Blagojevich -- What a Rod!


Rod Blagojevich has torn a page straight out of the Donald Trump playbook. After the president commuted the former Illinois governor's 14-year prison sentence for corruption, he characterized himself as a “political prisoner,” blaming his troubles on “those uncontrolled, unaccountable lawless prosecutors who did this to me. I broke no laws. I crossed no lines.”

Like Trump, he refuses to acknowledge facts and apparently subscribes to the notion that if he repeats his lies often enough and loudly enough, they'll eventually find currency as facts. At least, one would suppose, with enough morons to buy his eventual book or watch his eventual reality TV show.

More disturbingly, he says the above-mentioned “lawless prosecutors” are the same people who are trying to undermine his savior-in-chief, calling himself a “Trumpocrat.” Given Trump's bald transactional worldview, it seems probable that, whether Blagojevich believes it or not, taking this particular angle with his claim of innocence was likely a condition of Trump's pardon.

If the . . . flimsy, unlawful standard that was applied to me were to be applied to everybody else in politics, every senator, every congressman, every mayor, every governor would have been sent to prison as I've been,” he claimed.

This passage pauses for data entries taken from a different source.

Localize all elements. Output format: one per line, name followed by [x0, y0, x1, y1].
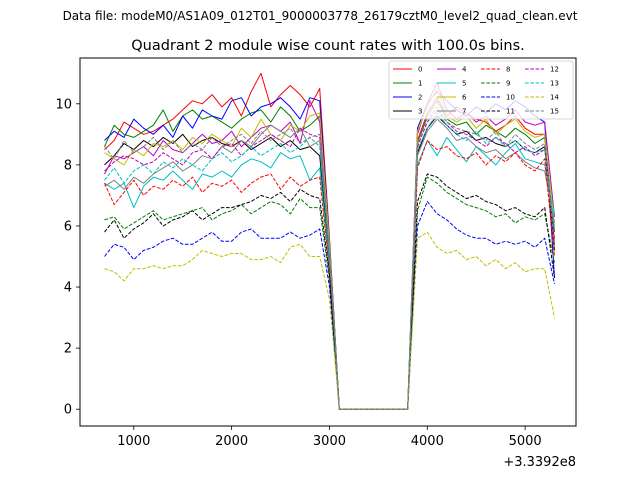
series-line-11: [104, 173, 555, 410]
x-tick-label: 3000: [313, 434, 346, 449]
x-axis: 1000 2000 3000 4000 5000: [117, 426, 542, 449]
legend-label: 4: [462, 66, 467, 74]
legend-label: 15: [550, 108, 559, 116]
x-tick-label: 5000: [509, 434, 542, 449]
legend-label: 2: [418, 94, 422, 102]
series-line-10: [104, 201, 555, 410]
y-tick-label: 2: [64, 342, 72, 357]
suptitle: Data file: modeM0/AS1A09_012T01_90000037…: [63, 9, 578, 23]
y-tick-label: 6: [64, 219, 72, 234]
series-line-15: [104, 106, 555, 410]
legend-label: 13: [550, 80, 559, 88]
legend-label: 8: [506, 66, 510, 74]
legend-label: 0: [418, 66, 422, 74]
legend-label: 6: [462, 94, 467, 102]
y-axis: 0 2 4 6 8 10: [55, 97, 80, 418]
plot-area: [79, 57, 577, 427]
legend-label: 9: [506, 80, 510, 88]
legend-label: 10: [506, 94, 515, 102]
y-tick-label: 8: [64, 158, 72, 173]
series-line-14: [104, 231, 555, 410]
x-tick-label: 4000: [411, 434, 444, 449]
y-tick-label: 4: [64, 281, 72, 296]
legend-label: 5: [462, 80, 466, 88]
series-line-13: [104, 112, 555, 410]
legend-label: 12: [550, 66, 559, 74]
x-tick-label: 2000: [215, 434, 248, 449]
chart-title: Quadrant 2 module wise count rates with …: [131, 38, 525, 54]
x-tick-label: 1000: [117, 434, 150, 449]
legend-label: 1: [418, 80, 422, 88]
legend-label: 7: [462, 108, 466, 116]
legend-box: [388, 60, 574, 120]
legend-label: 14: [550, 94, 559, 102]
plot-frame: [79, 57, 577, 427]
y-tick-label: 0: [64, 403, 72, 418]
x-offset-label: +3.3392e8: [503, 455, 576, 470]
legend-label: 3: [418, 108, 422, 116]
series-lines: [104, 72, 555, 410]
y-tick-label: 10: [55, 97, 72, 112]
legend-label: 11: [506, 108, 515, 116]
series-line-6: [104, 88, 555, 410]
series-line-8: [104, 140, 555, 410]
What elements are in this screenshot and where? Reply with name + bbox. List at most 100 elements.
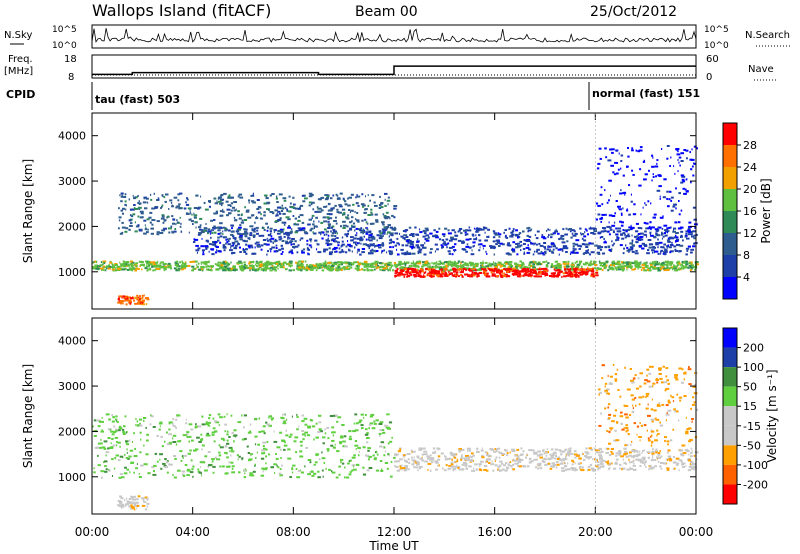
data-point xyxy=(505,252,509,255)
data-point xyxy=(217,232,220,235)
data-point xyxy=(679,267,682,270)
data-point xyxy=(323,205,327,208)
data-point xyxy=(648,465,651,468)
data-point xyxy=(278,212,282,215)
data-point xyxy=(675,238,680,241)
data-point xyxy=(566,468,571,471)
data-point xyxy=(423,264,427,267)
data-point xyxy=(151,223,154,226)
data-point xyxy=(383,216,387,219)
data-point xyxy=(313,227,315,229)
data-point xyxy=(516,455,520,458)
data-point xyxy=(523,263,525,266)
data-point xyxy=(324,428,326,431)
data-point xyxy=(632,226,635,229)
data-point xyxy=(134,221,136,224)
data-point xyxy=(315,269,318,272)
data-point xyxy=(425,237,429,240)
data-point xyxy=(555,228,557,231)
data-point xyxy=(390,460,393,463)
data-point xyxy=(251,200,255,203)
data-point xyxy=(224,260,227,263)
data-point xyxy=(563,265,566,268)
data-point xyxy=(341,249,344,251)
data-point xyxy=(529,274,533,277)
data-point xyxy=(384,204,387,207)
data-point xyxy=(265,455,268,458)
data-point xyxy=(441,245,444,248)
data-point xyxy=(281,262,283,265)
data-point xyxy=(277,210,281,213)
data-point xyxy=(429,274,433,277)
data-point xyxy=(184,261,187,264)
data-point xyxy=(654,263,659,266)
data-point xyxy=(283,223,286,226)
data-point xyxy=(241,269,245,272)
data-point xyxy=(282,212,286,215)
data-point xyxy=(585,250,589,253)
data-point xyxy=(263,432,266,435)
data-point xyxy=(445,261,448,263)
data-point xyxy=(411,247,413,250)
data-point xyxy=(604,265,606,268)
data-point xyxy=(535,250,538,253)
data-point xyxy=(244,264,248,267)
data-point xyxy=(322,231,325,234)
data-point xyxy=(391,214,394,217)
data-point xyxy=(217,413,221,416)
data-point xyxy=(299,206,301,209)
data-point xyxy=(334,261,338,264)
data-point xyxy=(238,246,241,249)
data-point xyxy=(552,272,556,275)
data-point xyxy=(285,216,290,219)
data-point xyxy=(174,228,177,230)
data-point xyxy=(470,452,474,455)
data-point xyxy=(476,451,480,453)
data-point xyxy=(599,264,602,267)
data-point xyxy=(398,232,401,235)
data-point xyxy=(630,261,633,264)
data-point xyxy=(284,206,287,209)
data-point xyxy=(210,219,213,222)
data-point xyxy=(227,243,231,246)
data-point xyxy=(383,215,387,217)
data-point xyxy=(538,463,541,466)
data-point xyxy=(389,233,393,236)
data-point xyxy=(389,217,391,220)
data-point xyxy=(255,457,257,459)
data-point xyxy=(612,261,615,264)
data-point xyxy=(603,230,607,233)
data-point xyxy=(314,239,318,242)
data-point xyxy=(336,450,340,453)
data-point xyxy=(241,233,245,236)
data-point xyxy=(578,467,581,470)
data-point xyxy=(253,235,256,238)
data-point xyxy=(447,458,451,460)
data-point xyxy=(347,462,350,465)
data-point xyxy=(617,268,621,271)
data-point xyxy=(498,464,502,467)
data-point xyxy=(605,461,609,464)
data-point xyxy=(414,265,417,268)
data-point xyxy=(445,464,448,467)
data-point xyxy=(437,266,441,269)
data-point xyxy=(425,229,429,232)
data-point xyxy=(592,232,597,235)
data-point xyxy=(293,440,297,443)
data-point xyxy=(625,455,629,458)
data-point xyxy=(145,426,147,429)
data-point xyxy=(272,242,274,244)
data-point xyxy=(145,265,147,268)
data-point xyxy=(365,195,366,198)
data-point xyxy=(231,252,234,255)
data-point xyxy=(685,465,687,468)
data-point xyxy=(678,161,680,164)
data-point xyxy=(124,297,129,300)
data-point xyxy=(239,234,243,237)
data-point xyxy=(232,242,236,245)
data-point xyxy=(595,458,599,461)
data-point xyxy=(93,419,97,422)
data-point xyxy=(256,229,259,232)
data-point xyxy=(443,241,446,244)
data-point xyxy=(228,212,232,215)
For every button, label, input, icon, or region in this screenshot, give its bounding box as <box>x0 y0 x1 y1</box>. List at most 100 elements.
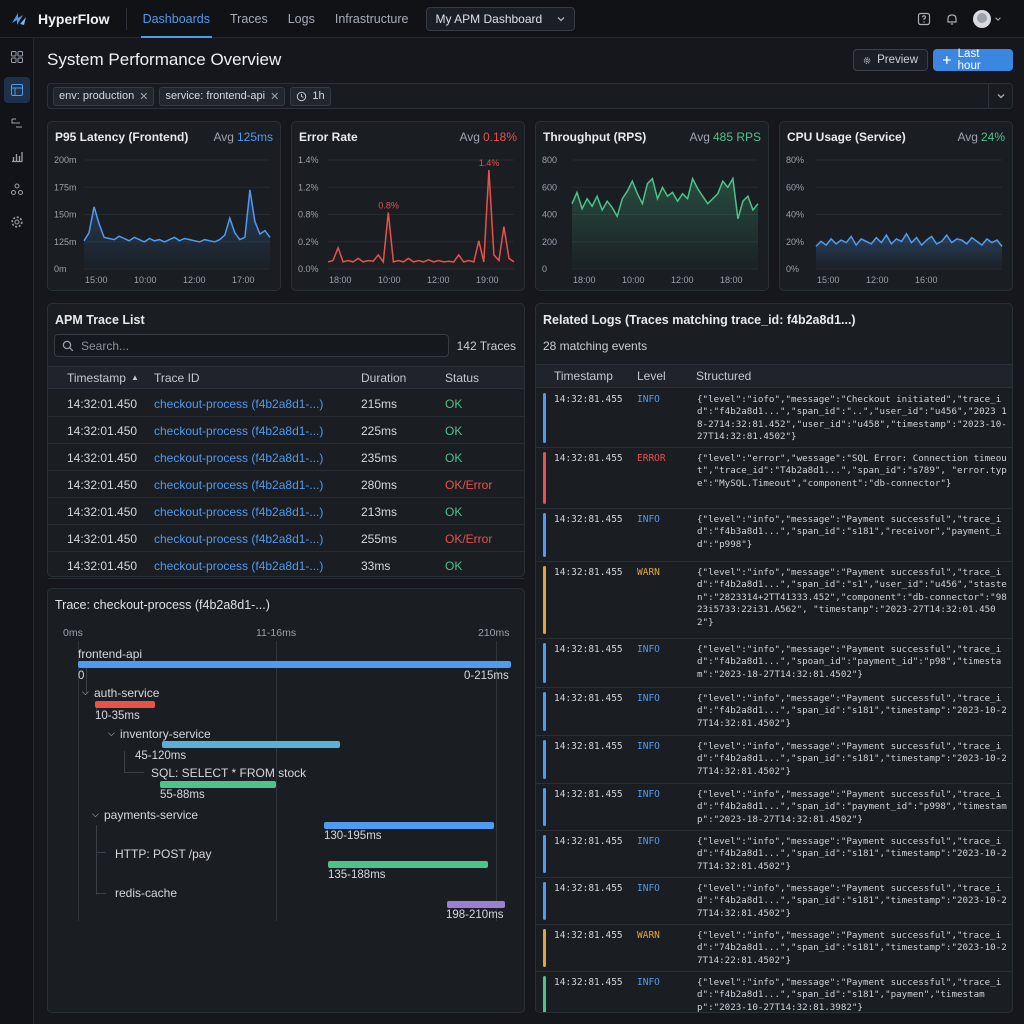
log-row[interactable]: 14:32:81.455 INFO {"level":"info","message… <box>536 639 1012 688</box>
span-label[interactable]: SQL: SELECT * FROM stock <box>151 766 307 780</box>
bar-chart-icon[interactable] <box>4 143 30 169</box>
close-icon[interactable]: ✕ <box>270 90 280 103</box>
time-chip[interactable]: 1h <box>290 86 331 106</box>
nav-tab-logs[interactable]: Logs <box>287 11 315 26</box>
table-row[interactable]: 14:32:01.450 checkout-process (f4b2a8d1-.… <box>48 552 524 579</box>
search-input[interactable] <box>81 338 421 353</box>
preview-button[interactable]: Preview <box>853 49 928 71</box>
services-icon[interactable] <box>4 176 30 202</box>
log-level: INFO <box>637 644 660 655</box>
user-menu[interactable] <box>973 9 1002 28</box>
log-row[interactable]: 14:32:81.455 INFO {"level":"info","message… <box>536 972 1012 1012</box>
chevron-down-icon[interactable]: ⌵ <box>92 809 99 819</box>
avg-value: 485 RPS <box>712 130 761 144</box>
trace-search[interactable] <box>54 334 449 357</box>
span-label[interactable]: payments-service <box>104 808 199 822</box>
cell-duration: 213ms <box>361 505 398 519</box>
span-label[interactable]: HTTP: POST /pay <box>115 847 212 861</box>
span-bar-payments-service[interactable] <box>324 822 494 829</box>
span-time: 45-120ms <box>135 750 187 762</box>
time-range-button[interactable]: Last hour <box>933 48 1013 72</box>
col-structured[interactable]: Structured <box>696 369 752 383</box>
span-bar-sql[interactable] <box>160 781 276 788</box>
log-row[interactable]: 14:32:81.455 ERROR {"level":"error","wessa… <box>536 448 1012 509</box>
filter-expand[interactable] <box>988 84 1012 108</box>
filter-chip-env[interactable]: env: production ✕ <box>53 86 155 106</box>
logs-count: 28 matching events <box>543 339 648 353</box>
log-row[interactable]: 14:32:81.455 WARN {"level":"info","message… <box>536 562 1012 639</box>
nav-tab-dashboards[interactable]: Dashboards <box>133 0 220 38</box>
cell-trace-id-link[interactable]: checkout-process (f4b2a8d1-...) <box>154 424 324 438</box>
cell-trace-id-link[interactable]: checkout-process (f4b2a8d1-...) <box>154 532 324 546</box>
log-row[interactable]: 14:32:81.455 INFO {"level":"info","message… <box>536 736 1012 784</box>
cell-trace-id-link[interactable]: checkout-process (f4b2a8d1-...) <box>154 478 324 492</box>
apps-grid-icon[interactable] <box>4 44 30 70</box>
col-trace-id[interactable]: Trace ID <box>154 371 200 385</box>
log-row[interactable]: 14:32:81.455 INFO {"level":"info","message… <box>536 688 1012 736</box>
y-tick-label: 0m <box>54 264 67 274</box>
bell-icon[interactable] <box>945 12 959 26</box>
x-tick-label: 10:00 <box>378 275 401 285</box>
log-row[interactable]: 14:32:81.455 INFO {"level":"info","message… <box>536 831 1012 878</box>
sort-asc-icon[interactable]: ▲ <box>131 373 139 382</box>
log-message: {"level":"info","message":"Payment succe… <box>697 741 1007 777</box>
traces-icon[interactable] <box>4 110 30 136</box>
log-row[interactable]: 14:32:81.455 WARN {"level":"info","message… <box>536 925 1012 972</box>
help-icon[interactable] <box>917 12 931 26</box>
chevron-down-icon[interactable]: ⌵ <box>108 728 115 738</box>
log-level: INFO <box>637 789 660 800</box>
span-label[interactable]: auth-service <box>94 686 160 700</box>
throughput-chart: 800 600 400 200 0 18:00 10:00 12:00 18:00 <box>542 155 759 285</box>
cell-status: OK <box>445 397 463 411</box>
span-bar-redis-cache[interactable] <box>447 901 505 908</box>
col-level[interactable]: Level <box>637 369 666 383</box>
gear-icon[interactable] <box>4 209 30 235</box>
trace-count: 142 Traces <box>456 339 516 353</box>
tree-connector <box>86 665 96 693</box>
close-icon[interactable]: ✕ <box>139 90 149 103</box>
span-label[interactable]: frontend-api <box>78 647 143 661</box>
span-bar-frontend-api[interactable] <box>78 661 511 668</box>
table-row[interactable]: 14:32:01.450 checkout-process (f4b2a8d1-.… <box>48 390 524 417</box>
cell-trace-id-link[interactable]: checkout-process (f4b2a8d1-...) <box>154 397 324 411</box>
y-tick-label: 150m <box>54 210 77 220</box>
log-row[interactable]: 14:32:81.455 INFO {"level":"info","message… <box>536 784 1012 831</box>
log-level: WARN <box>637 930 660 941</box>
cell-status: OK <box>445 559 463 573</box>
col-duration[interactable]: Duration <box>361 371 407 385</box>
log-level-indicator <box>543 566 546 634</box>
gridline <box>496 641 497 921</box>
log-row[interactable]: 14:32:81.455 INFO {"level":"iofo","message… <box>536 389 1012 448</box>
span-label[interactable]: redis-cache <box>115 886 178 900</box>
dashboard-select[interactable]: My APM Dashboard <box>426 6 576 31</box>
dashboard-icon[interactable] <box>4 77 30 103</box>
chevron-down-icon[interactable]: ⌵ <box>82 687 89 697</box>
log-row[interactable]: 14:32:81.455 INFO {"level":"info","message… <box>536 878 1012 925</box>
table-row[interactable]: 14:32:01.450 checkout-process (f4b2a8d1-.… <box>48 471 524 498</box>
log-row[interactable]: 14:32:81.455 INFO {"level":"info","message… <box>536 509 1012 562</box>
cell-trace-id-link[interactable]: checkout-process (f4b2a8d1-...) <box>154 559 324 573</box>
nav-tab-infrastructure[interactable]: Infrastructure <box>334 11 409 26</box>
x-tick-label: 10:00 <box>622 275 645 285</box>
col-timestamp[interactable]: Timestamp <box>67 371 126 385</box>
table-row[interactable]: 14:32:01.450 checkout-process (f4b2a8d1-.… <box>48 498 524 525</box>
span-bar-inventory-service[interactable] <box>162 741 340 748</box>
span-bar-auth-service[interactable] <box>95 701 155 708</box>
y-tick-label: 20% <box>786 237 804 247</box>
filter-chip-service[interactable]: service: frontend-api ✕ <box>159 86 286 106</box>
table-row[interactable]: 14:32:01.450 checkout-process (f4b2a8d1-.… <box>48 417 524 444</box>
col-timestamp[interactable]: Timestamp <box>554 369 613 383</box>
table-row[interactable]: 14:32:01.450 checkout-process (f4b2a8d1-.… <box>48 525 524 552</box>
nav-tab-traces[interactable]: Traces <box>229 11 268 26</box>
y-tick-label: 600 <box>542 182 557 192</box>
col-status[interactable]: Status <box>445 371 480 385</box>
cell-trace-id-link[interactable]: checkout-process (f4b2a8d1-...) <box>154 505 324 519</box>
log-level: ERROR <box>637 453 666 464</box>
series-line <box>571 176 759 220</box>
span-label[interactable]: inventory-service <box>120 727 211 741</box>
cell-trace-id-link[interactable]: checkout-process (f4b2a8d1-...) <box>154 451 324 465</box>
table-row[interactable]: 14:32:01.450 checkout-process (f4b2a8d1-.… <box>48 444 524 471</box>
span-bar-http-post[interactable] <box>328 861 488 868</box>
trace-list-panel: APM Trace List 142 Traces Timestamp ▲ Tr… <box>47 303 525 579</box>
hyperflow-logo-icon[interactable] <box>0 0 38 38</box>
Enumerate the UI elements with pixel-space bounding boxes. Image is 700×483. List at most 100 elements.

He went on to say, “The very same people who did it to me, many of them have been trying to do to President Trump. They turned things, they're routine and legal, and they suddenly say they're illegal.”

For his part, the president tweeted, “Rod Blagojevich did not sell the Senate seat. He served 8 years in prison, with many remaining. He paid a big price. Another Comey and gang deal!” U.S. Attorney Patrick J. Fitzgerald was the lead prosecutor in Blagojevich's case – and former FBI Director Jim Comey hired Fitzgerald as his personal attorney after the president fired him.

Good god! A day out of jail and Blago has already hit “11” on the insufferable meter.